UIVOS

Anotações itinerantes

Gabriel Schincariol Cavalcante
impublicável.
Published in
2 min readDec 19, 2023

--

Eu estava sentado na poltrona do barbeiro e o barbeiro estava com a máquina três ligada, passando a lâmina pela minha cabeça. Três e um, zero na nuca é o corte que eu repito sempre que vou até lá. A praticidade me seduz. Eu me via no reflexo do espelho e reparava no meu rosto: que coisa esquisita ter um rosto. Ter um nariz.
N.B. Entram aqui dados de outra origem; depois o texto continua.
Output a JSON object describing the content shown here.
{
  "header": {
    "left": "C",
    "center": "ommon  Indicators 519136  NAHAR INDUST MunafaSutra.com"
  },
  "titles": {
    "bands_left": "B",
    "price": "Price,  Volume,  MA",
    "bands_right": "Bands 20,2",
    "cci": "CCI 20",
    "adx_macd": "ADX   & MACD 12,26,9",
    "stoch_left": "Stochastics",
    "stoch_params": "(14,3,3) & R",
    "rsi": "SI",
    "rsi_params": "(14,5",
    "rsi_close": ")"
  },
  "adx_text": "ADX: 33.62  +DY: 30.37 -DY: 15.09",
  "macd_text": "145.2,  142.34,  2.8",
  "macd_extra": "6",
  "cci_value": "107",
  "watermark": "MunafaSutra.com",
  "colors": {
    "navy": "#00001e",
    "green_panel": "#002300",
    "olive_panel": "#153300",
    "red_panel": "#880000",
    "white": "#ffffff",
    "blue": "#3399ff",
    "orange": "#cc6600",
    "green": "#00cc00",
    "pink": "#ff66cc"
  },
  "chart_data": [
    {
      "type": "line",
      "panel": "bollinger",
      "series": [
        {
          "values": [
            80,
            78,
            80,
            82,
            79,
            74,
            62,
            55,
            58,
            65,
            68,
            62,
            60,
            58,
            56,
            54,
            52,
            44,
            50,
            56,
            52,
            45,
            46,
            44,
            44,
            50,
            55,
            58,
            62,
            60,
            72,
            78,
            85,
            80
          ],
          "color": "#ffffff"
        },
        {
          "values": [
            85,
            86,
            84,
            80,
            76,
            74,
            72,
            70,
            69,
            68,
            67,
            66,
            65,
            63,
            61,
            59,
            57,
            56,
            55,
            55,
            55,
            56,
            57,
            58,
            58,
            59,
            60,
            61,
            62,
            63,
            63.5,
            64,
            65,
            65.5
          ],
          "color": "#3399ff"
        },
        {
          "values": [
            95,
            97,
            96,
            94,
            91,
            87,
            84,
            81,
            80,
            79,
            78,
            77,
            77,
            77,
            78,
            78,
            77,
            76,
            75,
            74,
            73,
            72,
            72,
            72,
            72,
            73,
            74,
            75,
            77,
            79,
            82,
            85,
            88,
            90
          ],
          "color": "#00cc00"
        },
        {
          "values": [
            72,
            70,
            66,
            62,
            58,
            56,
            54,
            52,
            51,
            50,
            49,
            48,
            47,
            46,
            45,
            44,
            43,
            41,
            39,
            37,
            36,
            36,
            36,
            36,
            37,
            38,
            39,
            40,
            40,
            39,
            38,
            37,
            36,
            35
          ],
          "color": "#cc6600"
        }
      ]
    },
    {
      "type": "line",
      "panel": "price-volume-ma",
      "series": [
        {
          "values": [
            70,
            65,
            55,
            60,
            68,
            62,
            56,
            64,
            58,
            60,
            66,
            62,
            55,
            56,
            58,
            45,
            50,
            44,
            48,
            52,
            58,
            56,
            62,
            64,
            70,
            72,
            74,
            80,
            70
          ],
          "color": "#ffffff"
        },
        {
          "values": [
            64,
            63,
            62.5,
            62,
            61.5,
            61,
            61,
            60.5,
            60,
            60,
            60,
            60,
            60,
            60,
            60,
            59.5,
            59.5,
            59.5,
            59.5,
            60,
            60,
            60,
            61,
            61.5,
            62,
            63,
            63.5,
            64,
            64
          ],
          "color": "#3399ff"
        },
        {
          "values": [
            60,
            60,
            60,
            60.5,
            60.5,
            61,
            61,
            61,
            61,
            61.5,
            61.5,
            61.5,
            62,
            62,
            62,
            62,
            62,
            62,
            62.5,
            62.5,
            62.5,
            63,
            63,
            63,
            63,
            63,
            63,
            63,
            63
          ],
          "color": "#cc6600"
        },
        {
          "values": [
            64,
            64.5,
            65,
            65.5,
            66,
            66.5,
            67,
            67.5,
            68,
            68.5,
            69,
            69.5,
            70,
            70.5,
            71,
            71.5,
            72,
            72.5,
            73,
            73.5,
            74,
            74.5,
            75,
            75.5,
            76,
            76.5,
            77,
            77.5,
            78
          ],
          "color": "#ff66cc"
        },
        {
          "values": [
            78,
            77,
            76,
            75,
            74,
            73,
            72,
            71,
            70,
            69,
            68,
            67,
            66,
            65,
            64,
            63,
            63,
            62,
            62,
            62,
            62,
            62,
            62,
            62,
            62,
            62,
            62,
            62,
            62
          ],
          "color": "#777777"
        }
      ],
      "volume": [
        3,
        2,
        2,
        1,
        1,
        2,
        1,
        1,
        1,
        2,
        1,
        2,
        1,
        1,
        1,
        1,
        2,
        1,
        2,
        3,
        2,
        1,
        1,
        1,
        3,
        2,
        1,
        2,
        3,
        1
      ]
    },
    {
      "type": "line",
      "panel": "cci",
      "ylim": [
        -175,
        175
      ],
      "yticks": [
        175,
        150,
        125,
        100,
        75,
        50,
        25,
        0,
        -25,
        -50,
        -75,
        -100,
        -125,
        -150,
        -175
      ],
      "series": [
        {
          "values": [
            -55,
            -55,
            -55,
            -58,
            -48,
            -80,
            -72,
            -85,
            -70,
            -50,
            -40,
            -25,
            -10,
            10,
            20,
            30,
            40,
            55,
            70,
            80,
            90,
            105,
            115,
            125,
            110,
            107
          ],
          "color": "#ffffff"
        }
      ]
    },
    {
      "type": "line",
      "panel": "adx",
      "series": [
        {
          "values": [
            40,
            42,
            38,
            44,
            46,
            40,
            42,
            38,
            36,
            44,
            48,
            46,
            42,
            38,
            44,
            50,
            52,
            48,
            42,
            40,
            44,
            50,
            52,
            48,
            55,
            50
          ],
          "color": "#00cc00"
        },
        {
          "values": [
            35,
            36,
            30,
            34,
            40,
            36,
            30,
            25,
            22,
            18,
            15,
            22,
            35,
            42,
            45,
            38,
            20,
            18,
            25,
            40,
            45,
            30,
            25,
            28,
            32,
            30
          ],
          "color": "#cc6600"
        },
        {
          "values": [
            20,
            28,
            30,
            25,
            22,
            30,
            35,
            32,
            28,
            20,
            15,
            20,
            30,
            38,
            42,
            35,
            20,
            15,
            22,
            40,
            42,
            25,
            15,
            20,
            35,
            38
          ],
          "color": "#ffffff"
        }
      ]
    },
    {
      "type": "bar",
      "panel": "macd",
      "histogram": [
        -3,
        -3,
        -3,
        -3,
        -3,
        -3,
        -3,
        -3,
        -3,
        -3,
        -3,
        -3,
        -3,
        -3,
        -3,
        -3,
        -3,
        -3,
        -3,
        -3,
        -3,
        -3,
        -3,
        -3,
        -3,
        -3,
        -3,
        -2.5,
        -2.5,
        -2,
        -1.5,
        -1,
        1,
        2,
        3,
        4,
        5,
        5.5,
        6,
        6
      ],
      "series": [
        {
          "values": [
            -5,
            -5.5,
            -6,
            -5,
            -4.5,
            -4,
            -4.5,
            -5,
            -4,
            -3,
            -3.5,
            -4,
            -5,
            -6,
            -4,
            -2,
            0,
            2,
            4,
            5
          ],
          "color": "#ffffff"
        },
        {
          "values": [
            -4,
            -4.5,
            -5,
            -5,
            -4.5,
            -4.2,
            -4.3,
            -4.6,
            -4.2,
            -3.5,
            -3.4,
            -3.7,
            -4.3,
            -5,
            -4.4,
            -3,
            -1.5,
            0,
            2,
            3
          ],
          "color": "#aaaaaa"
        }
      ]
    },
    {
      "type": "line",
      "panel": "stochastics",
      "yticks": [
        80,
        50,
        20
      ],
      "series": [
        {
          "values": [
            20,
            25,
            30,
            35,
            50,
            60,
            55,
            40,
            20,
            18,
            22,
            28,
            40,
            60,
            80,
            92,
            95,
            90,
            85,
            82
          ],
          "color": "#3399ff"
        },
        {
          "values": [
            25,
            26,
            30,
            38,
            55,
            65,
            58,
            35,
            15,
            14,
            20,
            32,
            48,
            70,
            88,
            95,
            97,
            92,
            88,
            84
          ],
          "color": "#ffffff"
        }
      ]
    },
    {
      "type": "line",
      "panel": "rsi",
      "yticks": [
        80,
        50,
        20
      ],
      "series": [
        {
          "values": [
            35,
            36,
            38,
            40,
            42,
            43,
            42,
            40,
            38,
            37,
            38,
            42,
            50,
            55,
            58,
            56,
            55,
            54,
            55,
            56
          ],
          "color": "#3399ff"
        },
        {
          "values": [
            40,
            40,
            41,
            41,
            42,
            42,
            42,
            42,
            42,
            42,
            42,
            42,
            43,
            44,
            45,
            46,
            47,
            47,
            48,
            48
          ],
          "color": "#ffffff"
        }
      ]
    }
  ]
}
Ter uma boca. Ter pêlos no rosto. Ter dois olhos. Ter dentes, dezenas de dentes. Que coisa esquisita ter um rosto para chamar de meu, ter um rosto que algumas pessoas vêem e dizem: é ele. Ter um rosto que algumas pessoas sentem alegria ao ver e ter um rosto que algumas pessoas sentem raiva ao ver e ter um rosto que a maioria das pessoas não viu, não verá e se vir, esquecerá logo em seguida na multidão de tantos rostos que compõe este mundo multifacetado. Esse rosto me entristecia na adolescência, as espinhas que não paravam de nascer. Seis meses de Roacutan e esse é um problema a menos. É um rosto esquisito: meus olhos não são grandes, meu nariz é, minha boca também. É um rosto esquisito que enfrenta o mundo. Antes me entristecia, hoje não me entristece. Enquanto corto o cabelo eu consigo apreciar a esquisitice que é ter o rosto que eu tenho. O cabelo cai sobre o avental. O som da máquina vibra no meu ouvido.

A vibração é interrompida: um uivo. Um uivo gutural, longo. O barbeiro paralisa a maquininha, que para de virar. Vejo pelo espelho que ele volta os olhos para a porta de vidro. Eu também viro os meus olhos para a porta de vidro. Pelo vidro nós dois vemos a mesma coisa:

Quem uiva é um homem.

Um homem de costas. O homem que uiva abaixa as calças e deixa a bunda nua a mostra. A rua está cheia e muita gente olha para o homem sem calças que uiva.

O homem para de uivar e com as calças abaixada, ele se põe de cócoras. Muita gente olha para o homem de cócoras.

De cócoras, o homem começa a cagar no chão. No meio do passeio. As pessoas param de olhar.

O barbeiro diz: ah, não. Eu paro de olhar.

O barbeiro diz: ele tá cagando, irmão. O barbeiro do lado para a maquininha e olha para a cena:

Puta que pariu.

O homem uiva outra vez. Ele se levanta, ergue as calças e vai embora caminhando.

A maquininha volta a cortar o meu cabelo. Três e um, zero na nuca.

O corte fica bom, como sempre. Agradeço o barbeiro, desejo boas festas, ele me deseja boas festas também.

No meio do passeio tem bosta humana, de um homem que uiva.

Ninguém está surpreso. Eu não estou.